Pero cuando las luces de las casas y las tabernas
laten sin luna al descampado,
si una mano revuelve las negras aguas,
si un cuerpo, grácil o torpe, cae en ellas,
o una lancha las corta con su proa,
ocurre que lo oscuro se ilumina, y el vacío
revela su materia incandescente.
Así es el cielo, un sol aquí, un sol allá,
iluminando a grandes trechos el firmamento
como las luces de las casas y las tabernas
asteriscan la noche de la Parguera.
Así es el cielo, cardumen de galaxias,
ebulliciones, y entre medio,
una inmensa agua negra que en su misterio
nadie sabe qué oculta.
Pero todo, todo está lleno de lo que oculta
hasta los bordes del más allá.
Unos dicen que alas, otros que ánimas,
en verdad algo cuántico,
miríadas de fotones fosforescentes
que cuando fulgen nadie los ve.
Hasta mi corazón tan descreído
está poblado de esta sustancia.
Es una ausencia abrumadora, como la fe.
Si una mano de cálculo la revuelve
o un cuerpo, vivo o muerto, cae en ella;
si un caronte la surca con su barca,
ocurre que lo oscuro se ilumina, y el vacío
revela su materia incandescente.
SAN JUAN, LISBOA, 1935
1
Un vapor, de humo quieto,
se aproxima a San Juan;
alguien, asomado a la borda,
ve a Lisboa surgir de turbia espuma.
A esta hora, este día,
una fuerza remota acerca las ciudades.
No es tristeza o nostalgia,
es algo desnombrado
que desencaja el tiempo del espacio.
Certeza de que un canto, un adoquín,
una piedra cualquiera,
vale todas las piedras.
O que todos los ríos son el Tajo
y todas las bahías, la Bahía.
Da lo mismo haber sido un gran puerto imperial
que el puerto de un imperio.
Hace sesenta años que Lisboa o San Juan
eran ciudades tristes.
Más que ciudades eran como un vasto almacén,
(ya saben del olor, la sellada marisma,
del eco y lo sombríos que son los almacenes).

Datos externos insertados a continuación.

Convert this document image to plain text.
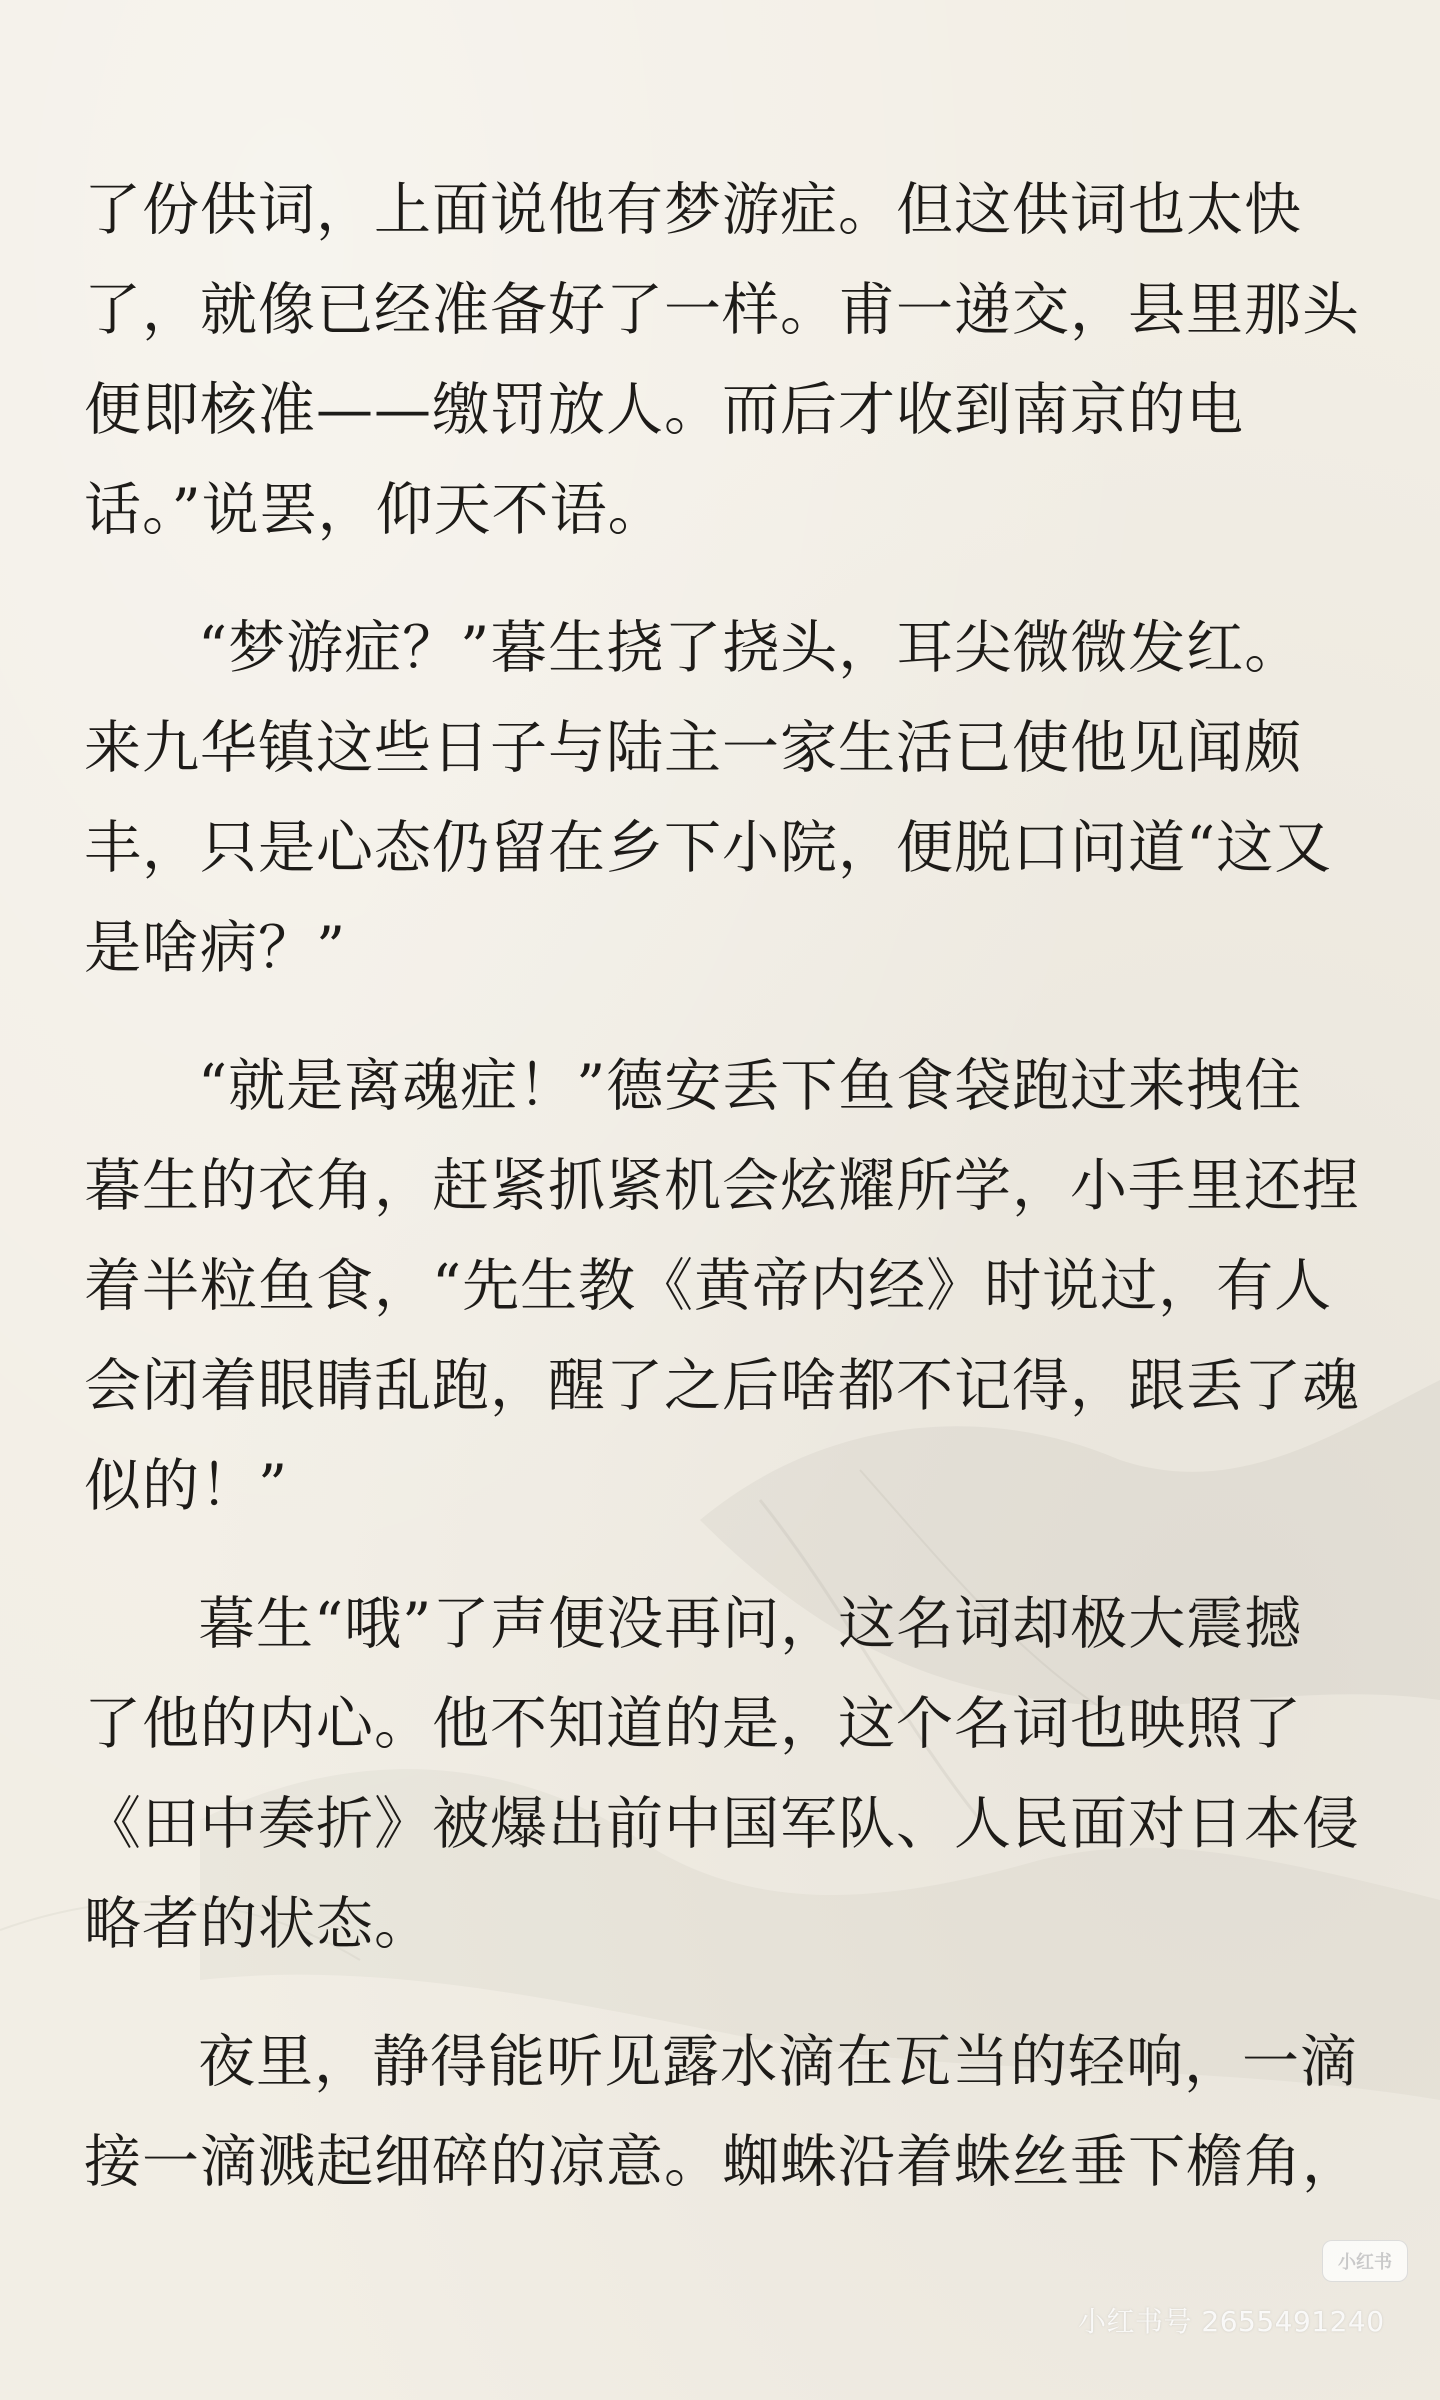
了份供词，上面说他有梦游症。但这供词也太快
了，就像已经准备好了一样。甫一递交，县里那头
便即核准——缴罚放人。而后才收到南京的电
话。”说罢，仰天不语。

“梦游症？”暮生挠了挠头，耳尖微微发红。
来九华镇这些日子与陆主一家生活已使他见闻颇
丰，只是心态仍留在乡下小院，便脱口问道“这又
是啥病？”

“就是离魂症！”德安丢下鱼食袋跑过来拽住
暮生的衣角，赶紧抓紧机会炫耀所学，小手里还捏
着半粒鱼食，“先生教《黄帝内经》时说过，有人
会闭着眼睛乱跑，醒了之后啥都不记得，跟丢了魂
似的！”

暮生“哦”了声便没再问，这名词却极大震撼
了他的内心。他不知道的是，这个名词也映照了
《田中奏折》被爆出前中国军队、人民面对日本侵
略者的状态。

夜里，静得能听见露水滴在瓦当的轻响，一滴
接一滴溅起细碎的凉意。蜘蛛沿着蛛丝垂下檐角，

小红书
小红书号 2655491240
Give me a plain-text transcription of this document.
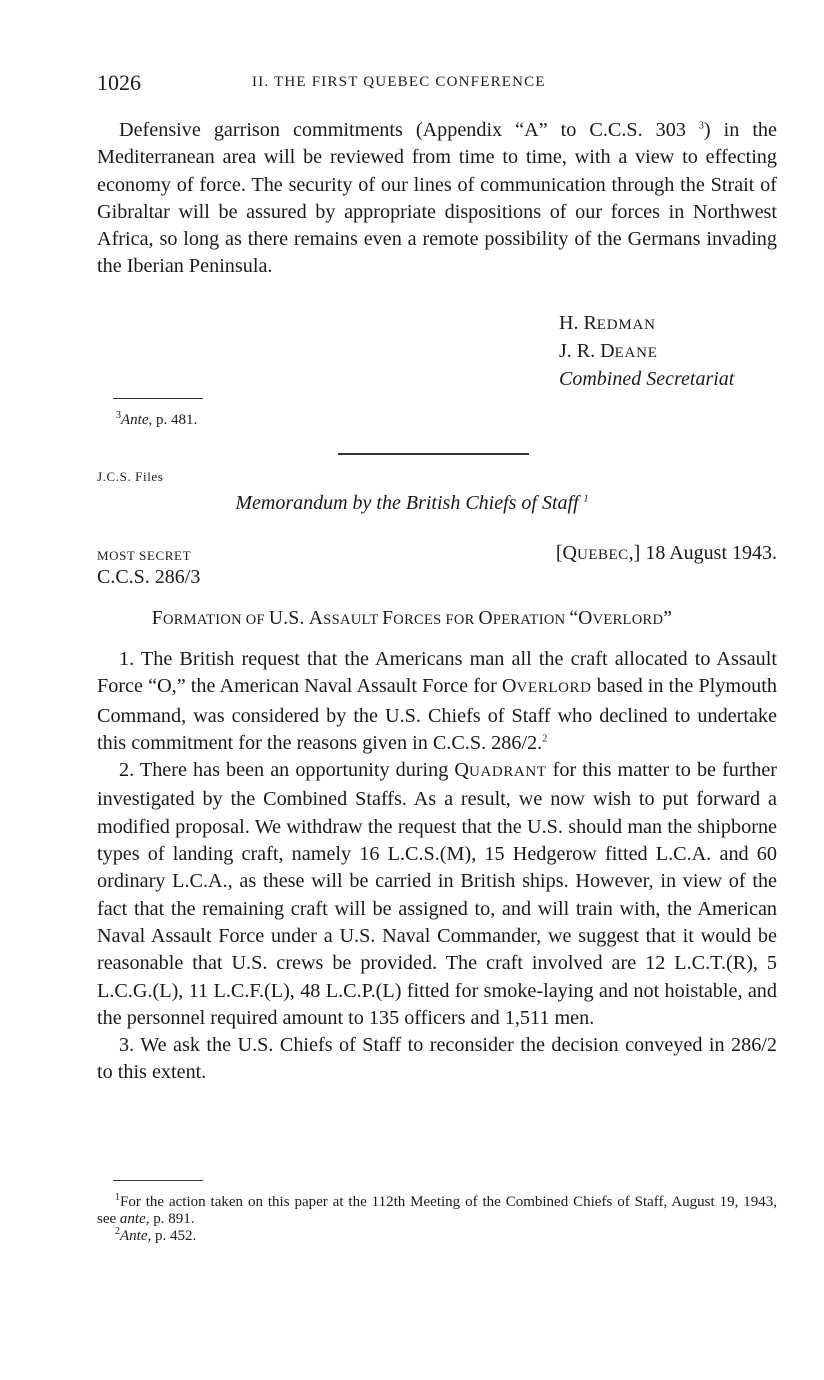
1026	II. THE FIRST QUEBEC CONFERENCE

Defensive garrison commitments (Appendix “A” to C.C.S. 303 $^3$) in the Mediterranean area will be reviewed from time to time, with a view to effecting economy of force. The security of our lines of communication through the Strait of Gibraltar will be assured by appropriate dispositions of our forces in Northwest Africa, so long as there remains even a remote possibility of the Germans invading the Iberian Peninsula.

H. REDMAN
J. R. DEANE
Combined Secretariat
$^3$Ante, p. 481.
J.C.S. Files
Memorandum by the British Chiefs of Staff $^1$
MOST SECRET	[QUEBEC,] 18 August 1943.
C.C.S. 286/3
FORMATION OF U.S. ASSAULT FORCES FOR OPERATION “OVERLORD”

1. The British request that the Americans man all the craft allocated to Assault Force “O,” the American Naval Assault Force for OVERLORD based in the Plymouth Command, was considered by the U.S. Chiefs of Staff who declined to undertake this commitment for the reasons given in C.C.S. 286/2.$^2$

2. There has been an opportunity during QUADRANT for this matter to be further investigated by the Combined Staffs. As a result, we now wish to put forward a modified proposal. We withdraw the request that the U.S. should man the shipborne types of landing craft, namely 16 L.C.S.(M), 15 Hedgerow fitted L.C.A. and 60 ordinary L.C.A., as these will be carried in British ships. However, in view of the fact that the remaining craft will be assigned to, and will train with, the American Naval Assault Force under a U.S. Naval Commander, we suggest that it would be reasonable that U.S. crews be provided. The craft involved are 12 L.C.T.(R), 5 L.C.G.(L), 11 L.C.F.(L), 48 L.C.P.(L) fitted for smoke-laying and not hoistable, and the personnel required amount to 135 officers and 1,511 men.

3. We ask the U.S. Chiefs of Staff to reconsider the decision conveyed in 286/2 to this extent.

$^1$For the action taken on this paper at the 112th Meeting of the Combined Chiefs of Staff, August 19, 1943, see ante, p. 891.
$^2$Ante, p. 452.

Era como si una contuviese a la otra:
Lisboa, el almacén, San Juan, el eco,
conforme a los tamaños de la historia.
Mas conforme al amor de las ciudades
San Juan guarda a Lisboa.
2.
Reparemos ahora en los viandantes,
el diario bajo el brazo, lazos de pajarita,
los descalzos tirando de sí mismos
o en aquella de pulcra redecilla
que encamina sus pasos al deseo.
¿Quién es tal que vestido de negro,
gafas rotas, sombrero hasta las cejas,
asciende, rodeado de tantos invisibles,
por la calle San Justo, y dice rua,
impasible ante el sol?
¿Quién esotro, corbata de mal gusto,
a cuadros la camisa y tufo a ron,
que por la Rua do Alecrim desciende, y dice calle,
mal guardado a pesar del invernazo?
Dos poetas diversos y distantes.
Uno anhela un Imperio sin imperio,
tan solo los ropajes de la gloria;
otro anhela tan solo el sin imperio,
un peñón sobre el mar de la existencia.
Los poetas, igual que las ciudades,
se contienen los unos a los otros,
son palabra, son lengua,
son vastos almacenes invadidos
de una misma y sutil mercadería.
A nadie, pues, extrañe
que este oscuro viandante de Lisboa,
recién desembarcado, al evocar
su paso por Madeira, sus años africanos
haya inventado al otro y sus tambores;
y aquel, prendido a sus nostalgias,
en Guayama, en San Juan, en la Quimbamba,
al figurar su Ofelia en las Antillas,
se haya sentido luso y habitado.
No es Palés, es Pessoa,
dirán los entendidos cargadores del muelle
al verlos, tambaleantes, calle abajo,
izados por un aire de marina,
de brazo rumbo al río.
SÍNSORAS
Cuando muera, iré a la calle de la Cruz.
Bastará este deseo de viandante
y la eficacia del atardecer.
Iré a esa calle que de cielo a cielo
parte en dos la ciudad.
Sabré la cifra de sus adoquines
y por qué su inclinada geografía
me devuelve a Lisboa, a Éfeso,
a cierta esquina de Valparaíso
o a otros puertos translúcidos, sin nombre.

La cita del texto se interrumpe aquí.